The Five Days of Christmas 2016
Dec. 30th, 2016 11:25 am25th: We walked over Wanstead Flats. When we lived in N16 North (the ghetto) it was just like a normal day; in E7, I thought Xmas might be different, but there were still shops open. We even saw one woman delivering pizza leaflets. We cooked nut roast, drank English wine, watched Xmas TOTP for the first time in 25 years.
26th: Driving north for Boxing Day reading James Woods' essay on going home, deliberate exile, secular homelessness. But even though I can appreciate the village where I grew up, now glittery with lights (not gaudy, never that), I haven't considered this home for a long long time. Unlike school-friends who tweet that it's good to be home in their childhood bed, more and more, I feel the north is not for me.
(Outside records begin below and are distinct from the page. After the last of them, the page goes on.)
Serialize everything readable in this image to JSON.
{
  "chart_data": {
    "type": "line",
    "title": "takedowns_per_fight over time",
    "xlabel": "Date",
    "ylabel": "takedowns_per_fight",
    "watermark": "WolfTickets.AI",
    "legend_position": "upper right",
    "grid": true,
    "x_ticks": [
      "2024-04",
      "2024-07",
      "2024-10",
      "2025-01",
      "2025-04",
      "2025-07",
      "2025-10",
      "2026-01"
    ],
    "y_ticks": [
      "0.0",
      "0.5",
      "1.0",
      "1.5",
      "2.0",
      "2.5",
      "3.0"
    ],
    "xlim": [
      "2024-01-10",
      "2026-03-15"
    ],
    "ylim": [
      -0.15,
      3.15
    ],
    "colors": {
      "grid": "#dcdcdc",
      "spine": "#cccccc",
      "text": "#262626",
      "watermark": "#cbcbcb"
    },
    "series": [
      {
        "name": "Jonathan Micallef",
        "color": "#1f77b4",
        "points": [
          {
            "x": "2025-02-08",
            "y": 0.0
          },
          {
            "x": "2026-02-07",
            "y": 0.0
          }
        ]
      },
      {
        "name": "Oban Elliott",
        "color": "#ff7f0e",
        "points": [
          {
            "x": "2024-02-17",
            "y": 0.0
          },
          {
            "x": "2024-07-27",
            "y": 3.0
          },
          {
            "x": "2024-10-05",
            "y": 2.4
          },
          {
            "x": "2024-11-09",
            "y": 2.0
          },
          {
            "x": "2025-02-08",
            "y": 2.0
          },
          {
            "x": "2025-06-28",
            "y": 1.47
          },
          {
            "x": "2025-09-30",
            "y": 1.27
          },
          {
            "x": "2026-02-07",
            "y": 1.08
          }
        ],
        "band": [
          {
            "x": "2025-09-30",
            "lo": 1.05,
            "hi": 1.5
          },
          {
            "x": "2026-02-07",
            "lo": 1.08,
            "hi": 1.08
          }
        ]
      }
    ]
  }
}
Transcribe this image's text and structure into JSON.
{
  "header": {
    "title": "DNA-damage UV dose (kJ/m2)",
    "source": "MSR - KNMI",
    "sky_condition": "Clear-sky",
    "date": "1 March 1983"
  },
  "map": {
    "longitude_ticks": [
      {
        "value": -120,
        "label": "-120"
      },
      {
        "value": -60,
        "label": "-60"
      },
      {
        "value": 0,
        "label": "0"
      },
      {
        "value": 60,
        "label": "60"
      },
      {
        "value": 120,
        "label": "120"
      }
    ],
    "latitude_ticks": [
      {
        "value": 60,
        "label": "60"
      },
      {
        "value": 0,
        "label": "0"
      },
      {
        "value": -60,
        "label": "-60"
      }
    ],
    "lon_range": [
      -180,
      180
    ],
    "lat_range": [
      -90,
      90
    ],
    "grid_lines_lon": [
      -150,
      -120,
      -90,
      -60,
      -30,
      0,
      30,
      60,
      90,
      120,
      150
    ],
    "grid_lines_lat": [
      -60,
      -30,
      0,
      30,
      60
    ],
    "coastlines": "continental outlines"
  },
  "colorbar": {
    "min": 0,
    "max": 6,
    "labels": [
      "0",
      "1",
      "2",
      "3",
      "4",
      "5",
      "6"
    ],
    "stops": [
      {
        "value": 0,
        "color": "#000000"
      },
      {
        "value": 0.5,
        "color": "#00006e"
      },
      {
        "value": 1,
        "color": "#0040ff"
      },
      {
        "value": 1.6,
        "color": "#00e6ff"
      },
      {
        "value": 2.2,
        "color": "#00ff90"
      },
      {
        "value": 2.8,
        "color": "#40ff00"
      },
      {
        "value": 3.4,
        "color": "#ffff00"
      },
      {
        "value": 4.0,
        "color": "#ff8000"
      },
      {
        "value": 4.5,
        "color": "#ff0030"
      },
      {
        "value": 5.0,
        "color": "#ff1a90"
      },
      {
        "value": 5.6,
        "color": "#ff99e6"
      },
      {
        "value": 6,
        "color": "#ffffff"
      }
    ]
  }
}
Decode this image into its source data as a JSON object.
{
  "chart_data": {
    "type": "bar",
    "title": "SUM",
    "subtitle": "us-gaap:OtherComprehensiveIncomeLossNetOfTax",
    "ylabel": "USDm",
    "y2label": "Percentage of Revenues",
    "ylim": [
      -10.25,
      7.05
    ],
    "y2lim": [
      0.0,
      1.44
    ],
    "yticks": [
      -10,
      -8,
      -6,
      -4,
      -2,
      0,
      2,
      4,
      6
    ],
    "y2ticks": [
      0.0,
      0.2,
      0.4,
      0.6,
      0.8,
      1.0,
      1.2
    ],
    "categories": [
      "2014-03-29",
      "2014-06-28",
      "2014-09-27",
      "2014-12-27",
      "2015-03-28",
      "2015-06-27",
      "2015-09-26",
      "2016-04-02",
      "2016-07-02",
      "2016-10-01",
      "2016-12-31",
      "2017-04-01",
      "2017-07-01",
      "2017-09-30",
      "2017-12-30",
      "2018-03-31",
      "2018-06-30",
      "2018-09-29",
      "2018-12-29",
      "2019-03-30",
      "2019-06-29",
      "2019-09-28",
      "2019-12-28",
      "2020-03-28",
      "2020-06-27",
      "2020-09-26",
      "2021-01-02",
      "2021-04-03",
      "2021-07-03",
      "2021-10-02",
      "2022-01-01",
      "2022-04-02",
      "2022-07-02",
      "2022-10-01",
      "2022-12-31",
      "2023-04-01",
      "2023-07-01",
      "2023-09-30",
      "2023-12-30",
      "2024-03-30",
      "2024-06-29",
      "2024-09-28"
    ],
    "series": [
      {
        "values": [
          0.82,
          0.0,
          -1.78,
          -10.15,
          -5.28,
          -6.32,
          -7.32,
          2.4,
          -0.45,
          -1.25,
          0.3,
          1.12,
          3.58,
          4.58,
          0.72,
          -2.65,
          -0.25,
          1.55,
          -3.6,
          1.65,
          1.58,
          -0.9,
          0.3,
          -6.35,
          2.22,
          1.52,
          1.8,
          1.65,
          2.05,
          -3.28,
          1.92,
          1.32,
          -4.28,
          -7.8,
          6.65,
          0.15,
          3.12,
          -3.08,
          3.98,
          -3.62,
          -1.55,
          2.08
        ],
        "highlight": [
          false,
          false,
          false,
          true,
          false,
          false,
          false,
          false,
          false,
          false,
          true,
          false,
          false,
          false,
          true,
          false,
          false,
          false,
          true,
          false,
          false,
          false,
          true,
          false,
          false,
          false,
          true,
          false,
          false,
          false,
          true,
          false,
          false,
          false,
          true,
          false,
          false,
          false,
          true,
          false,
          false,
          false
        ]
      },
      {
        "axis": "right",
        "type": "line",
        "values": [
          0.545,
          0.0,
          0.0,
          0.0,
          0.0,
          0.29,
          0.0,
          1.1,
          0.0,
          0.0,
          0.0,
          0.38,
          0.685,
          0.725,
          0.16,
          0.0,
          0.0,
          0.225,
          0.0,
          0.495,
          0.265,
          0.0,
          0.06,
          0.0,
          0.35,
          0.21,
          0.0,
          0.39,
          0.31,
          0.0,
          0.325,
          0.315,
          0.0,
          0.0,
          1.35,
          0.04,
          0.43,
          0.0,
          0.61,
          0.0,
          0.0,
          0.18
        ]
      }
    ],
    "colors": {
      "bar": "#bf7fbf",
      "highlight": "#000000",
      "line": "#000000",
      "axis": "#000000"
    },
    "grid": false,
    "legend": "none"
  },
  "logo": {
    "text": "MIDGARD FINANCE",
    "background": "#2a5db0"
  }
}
The best bit of the day was picking out the notes to Oh Susanna on the piano as my nephew "played" the same on his keyboard.
27t:; Christmas-on-sea in Lincolnshire, a walk on the bright and brilliant seafront followed by a look around Sue's Curios, not so much a treasure trove as a place you'd not want to get stuck in overnight in case everything came alive.




We drive over the Wolds, icy windmills moving steadfastly through the snowy air, crispy white grass, brackeny hedges tarted up by twinkly frost, Dickensian corners on windows. Through little leave-voting Lincs villages rimed up with frost, their subsidised PV panels whited up, bare trees in diaphanous white sleeves, bushes stalagmited by the weather, cabbages in fields turned cauliflower, ice-white swans on a mirrored stream.
28th: A long day of relative and friend visiting, driving across Nottingham four times, setting off for the motorway as the day is falling, lights curl off into the Monet-ish grey distance, the diamond and gold of the tailback. We follow a stream of red down the hill to Cambridgeshire, like the Magi after the star. There is a murmeration of sparrows in the pink twilight, the birds joyfully whirligigging; people like seeing kestrels or hawks by the sides of roads, but this is better. At the end of the A1, the misty city rises out of the motorway like Oz.